The Grand Golden Placard from the 1844 Military Palace Examination
Length: 180cm; width: 40cm
In the Ch'ing dynasty, as in the Ming, those who intended to become members of the bureaucracy first had to participate in the county and prefectural examinations to obtain student status, known as sheng-yüan or hsiu-ts'ai. If the Sheng-yüan ranked top in the annual examination at the county and prefectural level, they could further take the provincial examination held once every three years in the provincial capital. Successful candidates of this provincial examination were known as chü-jen. Chü-jen could go to Beijing (the capital) for the metropolitan examination under the direction of the Board of Rites the following year.

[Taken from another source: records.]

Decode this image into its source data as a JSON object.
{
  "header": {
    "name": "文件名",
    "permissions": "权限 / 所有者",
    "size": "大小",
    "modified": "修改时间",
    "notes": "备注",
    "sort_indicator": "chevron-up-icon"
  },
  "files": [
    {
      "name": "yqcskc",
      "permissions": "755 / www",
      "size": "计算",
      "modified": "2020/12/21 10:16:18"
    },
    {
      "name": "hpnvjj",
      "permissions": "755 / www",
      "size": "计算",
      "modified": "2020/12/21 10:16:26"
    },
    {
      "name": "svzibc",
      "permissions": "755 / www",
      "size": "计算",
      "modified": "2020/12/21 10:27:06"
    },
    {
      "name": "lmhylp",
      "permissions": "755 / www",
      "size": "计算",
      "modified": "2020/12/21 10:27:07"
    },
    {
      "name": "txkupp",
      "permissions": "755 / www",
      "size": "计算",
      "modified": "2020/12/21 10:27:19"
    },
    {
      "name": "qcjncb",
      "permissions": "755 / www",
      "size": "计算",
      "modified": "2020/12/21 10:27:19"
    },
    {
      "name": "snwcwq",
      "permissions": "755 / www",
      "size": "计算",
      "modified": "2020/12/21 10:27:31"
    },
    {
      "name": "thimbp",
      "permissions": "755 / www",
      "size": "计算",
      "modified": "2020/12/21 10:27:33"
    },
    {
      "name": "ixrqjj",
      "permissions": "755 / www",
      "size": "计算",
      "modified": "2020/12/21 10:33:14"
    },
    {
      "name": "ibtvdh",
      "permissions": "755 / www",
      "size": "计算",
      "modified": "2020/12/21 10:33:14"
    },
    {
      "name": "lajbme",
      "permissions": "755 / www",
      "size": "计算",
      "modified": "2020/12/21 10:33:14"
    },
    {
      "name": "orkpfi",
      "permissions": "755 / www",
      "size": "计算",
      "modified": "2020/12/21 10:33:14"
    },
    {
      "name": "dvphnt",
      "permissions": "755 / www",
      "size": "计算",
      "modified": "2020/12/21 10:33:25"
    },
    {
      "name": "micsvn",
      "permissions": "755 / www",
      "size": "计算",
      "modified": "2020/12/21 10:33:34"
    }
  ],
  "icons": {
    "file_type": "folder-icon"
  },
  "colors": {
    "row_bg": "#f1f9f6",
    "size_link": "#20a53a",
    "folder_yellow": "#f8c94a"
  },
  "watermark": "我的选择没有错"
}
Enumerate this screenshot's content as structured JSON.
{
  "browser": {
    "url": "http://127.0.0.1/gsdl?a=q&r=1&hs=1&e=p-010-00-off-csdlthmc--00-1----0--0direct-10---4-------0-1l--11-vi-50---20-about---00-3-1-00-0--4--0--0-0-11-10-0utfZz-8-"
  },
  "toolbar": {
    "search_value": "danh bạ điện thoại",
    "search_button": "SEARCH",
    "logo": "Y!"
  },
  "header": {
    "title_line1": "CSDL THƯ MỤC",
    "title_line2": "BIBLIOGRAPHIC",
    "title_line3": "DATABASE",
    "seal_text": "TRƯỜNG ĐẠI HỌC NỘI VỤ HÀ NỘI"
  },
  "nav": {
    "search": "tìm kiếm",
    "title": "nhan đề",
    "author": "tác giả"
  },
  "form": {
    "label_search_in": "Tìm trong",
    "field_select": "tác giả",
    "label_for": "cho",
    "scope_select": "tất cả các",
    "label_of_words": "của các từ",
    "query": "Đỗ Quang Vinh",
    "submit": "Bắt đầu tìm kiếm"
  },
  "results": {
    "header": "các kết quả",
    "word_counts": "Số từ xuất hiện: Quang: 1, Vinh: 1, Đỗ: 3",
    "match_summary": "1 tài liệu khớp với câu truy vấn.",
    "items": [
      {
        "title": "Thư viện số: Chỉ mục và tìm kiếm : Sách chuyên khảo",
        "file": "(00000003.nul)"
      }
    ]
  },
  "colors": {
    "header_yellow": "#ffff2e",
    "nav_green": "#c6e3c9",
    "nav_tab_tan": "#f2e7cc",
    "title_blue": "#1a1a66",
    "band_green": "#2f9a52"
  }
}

Those who passed this examination were given the title of kung-shih, and admitted to the palace examination held two months later which was conducted by the emperor to determine which candidates would be ranked first, second, and third. The top three of the first category were known as chuang-yüan, pang-yen, and t'an-hua respectively. The ranking placard used after the palace examination was known as the “Golden Placard”, and was produced in two sizes. A Grand Golden Placard was a board upon which the list of the names of the chin-shih was posted. After the ceremony during which the names of the chin-shih were announced, the Grand Golden Placard of the Military Palace Examination was hung on the West Ch'ang-an Gate for three days, and then stored at the Grand Secretariat. A Small Golden Placard was a reduced-scale version of the Grand Golden Placard and was prepared specifically for imperial inspection.